There is controversy in the literature as to the effect of local anaesthetic concentration on the production of nerve injury. Certainly increasing the local anaesthetic concentration increases neurotoxicity in vitro.23 The studies of Haas and Lennon,1 Hillerup and Jensen13 and Gaffen and Haas24 suggest that more concentrated 4% solutions are more likely to produce damage, however others12,25 dispute this, pointing out that the nerve most often damaged is the lingual nerve and the solution is more usually deposited closer to the inferior alveolar nerve during an IAN block. Although there are insufficient data in the present study related to the types of LA used in the study population to inform the debate about the effect of concentration, it is apparent from the results that nerve damage is not exclusively caused by higher concentrations of solutions.

An interesting finding from the present study is the relatively high number of IANIs, as studies in North America have shown that lingual nerve injury is normally more apparent after LA-induced damage.2 It is not clear why this is the case. It might reflect differences in technique between UK and North American dentists such as the use of narrower gauge needles in the UK.

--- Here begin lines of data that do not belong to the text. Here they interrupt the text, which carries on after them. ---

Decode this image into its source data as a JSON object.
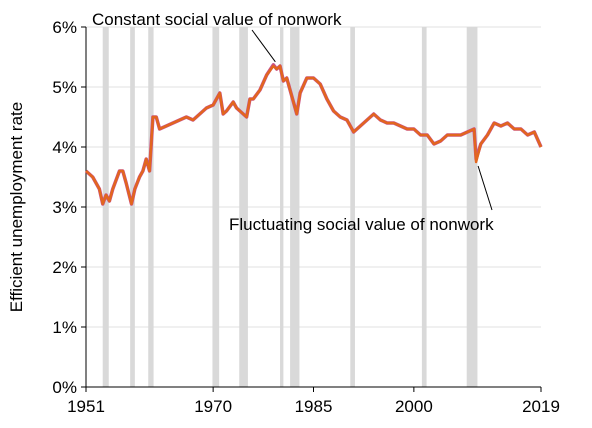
{
  "chart_data": {
    "type": "line",
    "y_label": "Efficient unemployment rate",
    "x": [
      1951,
      1952,
      1953,
      1953.5,
      1954,
      1954.5,
      1955,
      1956,
      1956.5,
      1957,
      1957.8,
      1958.3,
      1959,
      1959.5,
      1960,
      1960.5,
      1961,
      1961.5,
      1962,
      1963,
      1964,
      1965,
      1966,
      1967,
      1968,
      1969,
      1970,
      1970.5,
      1971,
      1971.5,
      1972,
      1973,
      1973.5,
      1974,
      1975,
      1975.5,
      1976,
      1977,
      1978,
      1979,
      1979.5,
      1980,
      1980.5,
      1981,
      1981.5,
      1982,
      1982.5,
      1983,
      1984,
      1985,
      1986,
      1987,
      1988,
      1989,
      1990,
      1991,
      1992,
      1993,
      1994,
      1995,
      1996,
      1997,
      1998,
      1999,
      2000,
      2001,
      2002,
      2003,
      2004,
      2005,
      2006,
      2007,
      2008,
      2009,
      2009.3,
      2010,
      2011,
      2012,
      2013,
      2014,
      2015,
      2016,
      2017,
      2018,
      2019
    ],
    "series": [
      {
        "name": "Constant social value of nonwork",
        "color": "#c8508a",
        "values": [
          3.6,
          3.5,
          3.3,
          3.05,
          3.2,
          3.1,
          3.3,
          3.6,
          3.6,
          3.4,
          3.05,
          3.3,
          3.5,
          3.6,
          3.8,
          3.6,
          4.5,
          4.5,
          4.3,
          4.35,
          4.4,
          4.45,
          4.5,
          4.45,
          4.55,
          4.65,
          4.7,
          4.8,
          4.9,
          4.55,
          4.6,
          4.75,
          4.65,
          4.6,
          4.5,
          4.8,
          4.8,
          4.95,
          5.2,
          5.37,
          5.3,
          5.35,
          5.1,
          5.15,
          4.95,
          4.75,
          4.55,
          4.9,
          5.15,
          5.15,
          5.05,
          4.8,
          4.6,
          4.5,
          4.45,
          4.25,
          4.35,
          4.45,
          4.55,
          4.45,
          4.4,
          4.4,
          4.35,
          4.3,
          4.3,
          4.2,
          4.2,
          4.05,
          4.1,
          4.2,
          4.2,
          4.2,
          4.25,
          4.3,
          3.8,
          4.05,
          4.2,
          4.4,
          4.35,
          4.4,
          4.3,
          4.3,
          4.2,
          4.25,
          4.0
        ]
      },
      {
        "name": "Fluctuating social value of nonwork",
        "color": "#e2661e",
        "values": [
          3.6,
          3.5,
          3.3,
          3.05,
          3.2,
          3.1,
          3.3,
          3.6,
          3.6,
          3.4,
          3.05,
          3.3,
          3.5,
          3.6,
          3.8,
          3.6,
          4.5,
          4.5,
          4.3,
          4.35,
          4.4,
          4.45,
          4.5,
          4.45,
          4.55,
          4.65,
          4.7,
          4.8,
          4.9,
          4.55,
          4.6,
          4.75,
          4.65,
          4.6,
          4.5,
          4.8,
          4.8,
          4.95,
          5.2,
          5.35,
          5.3,
          5.35,
          5.1,
          5.15,
          4.95,
          4.75,
          4.55,
          4.9,
          5.15,
          5.15,
          5.05,
          4.8,
          4.6,
          4.5,
          4.45,
          4.25,
          4.35,
          4.45,
          4.55,
          4.45,
          4.4,
          4.4,
          4.35,
          4.3,
          4.3,
          4.2,
          4.2,
          4.05,
          4.1,
          4.2,
          4.2,
          4.2,
          4.25,
          4.3,
          3.75,
          4.05,
          4.2,
          4.4,
          4.35,
          4.4,
          4.3,
          4.3,
          4.2,
          4.25,
          4.0
        ]
      }
    ],
    "recessions": [
      [
        1953.5,
        1954.4
      ],
      [
        1957.6,
        1958.3
      ],
      [
        1960.3,
        1961.1
      ],
      [
        1969.9,
        1970.9
      ],
      [
        1973.9,
        1975.2
      ],
      [
        1980.0,
        1980.5
      ],
      [
        1981.5,
        1982.9
      ],
      [
        1990.5,
        1991.2
      ],
      [
        2001.2,
        2001.9
      ],
      [
        2007.9,
        2009.5
      ]
    ],
    "recession_color": "#d9d9d9",
    "xlim": [
      1951,
      2019
    ],
    "xticks": [
      1951,
      1970,
      1985,
      2000,
      2019
    ],
    "ylim": [
      0,
      6
    ],
    "yticks": [
      {
        "value": 0,
        "label": "0%"
      },
      {
        "value": 1,
        "label": "1%"
      },
      {
        "value": 2,
        "label": "2%"
      },
      {
        "value": 3,
        "label": "3%"
      },
      {
        "value": 4,
        "label": "4%"
      },
      {
        "value": 5,
        "label": "5%"
      },
      {
        "value": 6,
        "label": "6%"
      }
    ],
    "grid": true
  }
}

The results of this study show that iatrogenic damage to the inferior alveolar and lingual nerves has serious consequences for the patient. Pain is a major symptom and many important functions such as eating, speaking, kissing, toothbrushing, shaving and application of make-up are affected. Allodynia is particularly troublesome, as patients experience evoked 'neuralgic' sensations similar to those experienced in trigeminal neuralgia that last a few seconds following the stimulus and that would not normally cause pain. The avoidance of such damage is obviously important and the present results suggest that repeated injection is a contributory factor, especially for LNI. Dealing with a failed block by other methods such as intraligamentary, intra-osseous or infiltration techniques may be wise.26 Indeed, the primary use of such methods might eliminate the need for block anaesthesia completely. Much research is ongoing at present looking at the use of infiltration techniques in the mandible using 4% articaine as an alternative to block anaesthesia.27 Certainly volunteer studies28,29 have shown that an infiltration with 4% articaine can be as effective as an inferior block with 2% lidocaine in providing anaesthesia of the adult mandibular first molar, however there is no evidence as yet that the same occurs in patients. If regional blocks can be avoided then it is reasonable to assume that nerve injury can be eliminated, so endeavours in this regard should be encouraged.

Conclusion

Iatrogenic damage to the inferior alveolar and lingual nerves by LA injections has serious consequences for the patient. Repeated ID blocks appear to be a risk for causing LN injuries in this patient cohort. Pain is a major symptom and can consequently affect many important daily functions.